Я думал о том, что открывалось глазам художника, когда он тут проезжал.
Ему все было внове. Должно быть, он трясся на заднем сиденье, а может, сел впереди, сразу за спиной водителя в широкой кожаной куртке.
Проплывали мимо деревья, среди которых, будто тронутый ржавчиной, алел от сырости высокий папоротник. Встречные грузовики везли кур в огромных деревянных клетках, и воздух наполнялся перьями и кудахтаньем. А затем опять тянулись неглубокие канавы и песчаные холмики, поросшие травой.
Художник, которого всегда волновали цвета и неуловимые переходы тонов, в то утро, наверное, молча сидел возле своего чемодана, и рассвет стекал по гладким стволам буков, не затрагивая его глаз.
О чем думал он? О тех днях, что остались позади? Или о месяцах (а может, годах), поджидающих его у дверей дома престарелых, о неизвестности, которая вряд ли таит в себе радость?..
Вы пошли на охоту. Весь день продираетесь через кустарники, перепелки выпархивают у вас из–под ног, взмывают в пепельно–серое небо, выстрел окутывает их дымом, перьями, и они падают наземь, перед носом зарьявшейся охотничьей собаки.

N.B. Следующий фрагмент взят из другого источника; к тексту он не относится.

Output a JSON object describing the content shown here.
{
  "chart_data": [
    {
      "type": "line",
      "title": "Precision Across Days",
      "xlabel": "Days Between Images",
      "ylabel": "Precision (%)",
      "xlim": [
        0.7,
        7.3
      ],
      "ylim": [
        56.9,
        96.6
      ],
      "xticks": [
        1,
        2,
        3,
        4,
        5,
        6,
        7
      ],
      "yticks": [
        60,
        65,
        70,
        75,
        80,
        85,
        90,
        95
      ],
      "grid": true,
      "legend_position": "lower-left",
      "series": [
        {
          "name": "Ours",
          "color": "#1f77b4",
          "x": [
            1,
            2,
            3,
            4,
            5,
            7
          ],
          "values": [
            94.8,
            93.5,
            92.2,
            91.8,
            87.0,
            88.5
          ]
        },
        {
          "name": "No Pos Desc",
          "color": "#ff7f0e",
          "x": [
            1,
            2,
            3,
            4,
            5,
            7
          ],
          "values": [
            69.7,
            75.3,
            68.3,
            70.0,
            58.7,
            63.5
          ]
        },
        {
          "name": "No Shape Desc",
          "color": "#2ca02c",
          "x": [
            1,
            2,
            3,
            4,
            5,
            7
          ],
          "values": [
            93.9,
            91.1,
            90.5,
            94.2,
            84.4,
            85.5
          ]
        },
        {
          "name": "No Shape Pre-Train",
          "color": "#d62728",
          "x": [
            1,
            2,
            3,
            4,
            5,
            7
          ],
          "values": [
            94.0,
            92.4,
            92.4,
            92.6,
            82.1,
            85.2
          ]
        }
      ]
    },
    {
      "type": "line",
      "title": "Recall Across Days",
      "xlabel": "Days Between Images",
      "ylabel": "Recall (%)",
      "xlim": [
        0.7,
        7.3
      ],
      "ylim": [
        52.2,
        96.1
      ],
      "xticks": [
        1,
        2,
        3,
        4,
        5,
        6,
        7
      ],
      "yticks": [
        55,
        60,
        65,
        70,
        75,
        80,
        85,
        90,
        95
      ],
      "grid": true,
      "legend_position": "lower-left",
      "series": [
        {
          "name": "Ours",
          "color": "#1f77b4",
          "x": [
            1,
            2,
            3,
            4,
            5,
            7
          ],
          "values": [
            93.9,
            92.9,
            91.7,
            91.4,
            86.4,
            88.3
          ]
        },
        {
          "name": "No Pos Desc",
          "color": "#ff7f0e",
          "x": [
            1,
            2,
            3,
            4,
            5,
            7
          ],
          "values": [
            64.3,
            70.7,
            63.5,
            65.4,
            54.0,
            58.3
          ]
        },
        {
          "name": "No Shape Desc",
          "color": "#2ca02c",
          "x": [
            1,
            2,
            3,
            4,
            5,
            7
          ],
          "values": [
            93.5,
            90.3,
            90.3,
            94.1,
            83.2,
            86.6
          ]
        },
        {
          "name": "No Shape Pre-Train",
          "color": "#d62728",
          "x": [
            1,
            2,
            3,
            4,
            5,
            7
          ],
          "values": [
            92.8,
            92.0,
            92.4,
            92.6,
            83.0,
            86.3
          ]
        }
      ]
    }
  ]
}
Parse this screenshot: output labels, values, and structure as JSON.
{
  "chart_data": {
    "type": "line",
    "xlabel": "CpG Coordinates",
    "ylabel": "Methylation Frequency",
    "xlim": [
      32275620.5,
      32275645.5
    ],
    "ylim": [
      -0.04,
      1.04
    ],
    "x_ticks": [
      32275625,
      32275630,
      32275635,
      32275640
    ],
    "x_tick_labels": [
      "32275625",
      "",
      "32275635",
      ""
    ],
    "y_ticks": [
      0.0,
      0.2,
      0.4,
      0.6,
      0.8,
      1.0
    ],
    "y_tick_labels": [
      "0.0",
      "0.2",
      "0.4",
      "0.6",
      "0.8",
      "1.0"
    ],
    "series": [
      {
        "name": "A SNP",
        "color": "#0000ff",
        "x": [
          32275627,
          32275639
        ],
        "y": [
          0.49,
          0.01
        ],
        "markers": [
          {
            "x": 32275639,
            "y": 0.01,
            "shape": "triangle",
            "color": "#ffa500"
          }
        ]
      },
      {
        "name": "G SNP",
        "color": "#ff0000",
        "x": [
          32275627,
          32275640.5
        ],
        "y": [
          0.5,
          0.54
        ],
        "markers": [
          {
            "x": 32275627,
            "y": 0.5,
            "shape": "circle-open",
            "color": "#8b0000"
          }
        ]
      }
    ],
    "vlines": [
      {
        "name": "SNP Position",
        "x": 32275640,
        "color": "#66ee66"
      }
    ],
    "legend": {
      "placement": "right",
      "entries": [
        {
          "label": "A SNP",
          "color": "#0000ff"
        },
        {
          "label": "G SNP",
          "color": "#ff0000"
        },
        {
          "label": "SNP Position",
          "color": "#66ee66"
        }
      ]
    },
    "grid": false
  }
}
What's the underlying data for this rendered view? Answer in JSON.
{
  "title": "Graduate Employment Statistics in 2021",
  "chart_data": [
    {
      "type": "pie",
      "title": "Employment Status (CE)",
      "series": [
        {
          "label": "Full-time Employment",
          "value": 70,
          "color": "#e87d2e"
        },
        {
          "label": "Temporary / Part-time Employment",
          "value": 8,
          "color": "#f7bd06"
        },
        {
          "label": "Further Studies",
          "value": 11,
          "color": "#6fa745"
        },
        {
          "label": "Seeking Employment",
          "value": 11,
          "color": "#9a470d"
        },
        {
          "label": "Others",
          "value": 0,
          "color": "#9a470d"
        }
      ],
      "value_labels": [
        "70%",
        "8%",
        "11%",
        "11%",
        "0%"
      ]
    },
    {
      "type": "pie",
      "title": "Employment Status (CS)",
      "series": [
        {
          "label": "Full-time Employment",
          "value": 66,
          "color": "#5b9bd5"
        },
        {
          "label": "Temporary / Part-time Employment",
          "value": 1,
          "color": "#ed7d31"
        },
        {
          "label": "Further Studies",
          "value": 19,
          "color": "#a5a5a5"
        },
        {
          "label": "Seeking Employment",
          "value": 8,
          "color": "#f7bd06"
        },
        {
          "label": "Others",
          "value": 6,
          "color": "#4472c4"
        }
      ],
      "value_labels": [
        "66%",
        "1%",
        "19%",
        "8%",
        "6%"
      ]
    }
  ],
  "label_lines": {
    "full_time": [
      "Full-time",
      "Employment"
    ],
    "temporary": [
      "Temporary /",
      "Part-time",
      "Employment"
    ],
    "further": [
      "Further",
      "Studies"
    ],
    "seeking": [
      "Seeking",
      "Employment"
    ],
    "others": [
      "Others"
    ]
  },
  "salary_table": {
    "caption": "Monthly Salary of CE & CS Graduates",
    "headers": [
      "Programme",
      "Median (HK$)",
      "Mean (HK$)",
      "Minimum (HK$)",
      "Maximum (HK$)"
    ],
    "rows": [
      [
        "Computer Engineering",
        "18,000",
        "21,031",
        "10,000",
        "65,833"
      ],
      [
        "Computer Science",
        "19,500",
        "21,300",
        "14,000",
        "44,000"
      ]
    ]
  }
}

Снова выстрел — и снова удача. Настроение — дивное. Но, придерживая локтем ружье, вы радуетесь не только своим трофеям — куда больше согревает вас мысль о том, что вечереет и скоро вы вернетесь домой, к семье, к пылающему огню в очаге и бульканью чайника, к знакомым голосам дверей и шороху книжных страниц…
Блажен тот, кто может вернуться.
Эти мысли впервые пришли мне в голову, когда я пытался представить себе художника во время той, последней автобусной поездки. И понял то, чего с непростительным легкомыслием не понимал раньше: какую огромную, я бы сказал, решающую роль играет в человеческой жизни возвращение.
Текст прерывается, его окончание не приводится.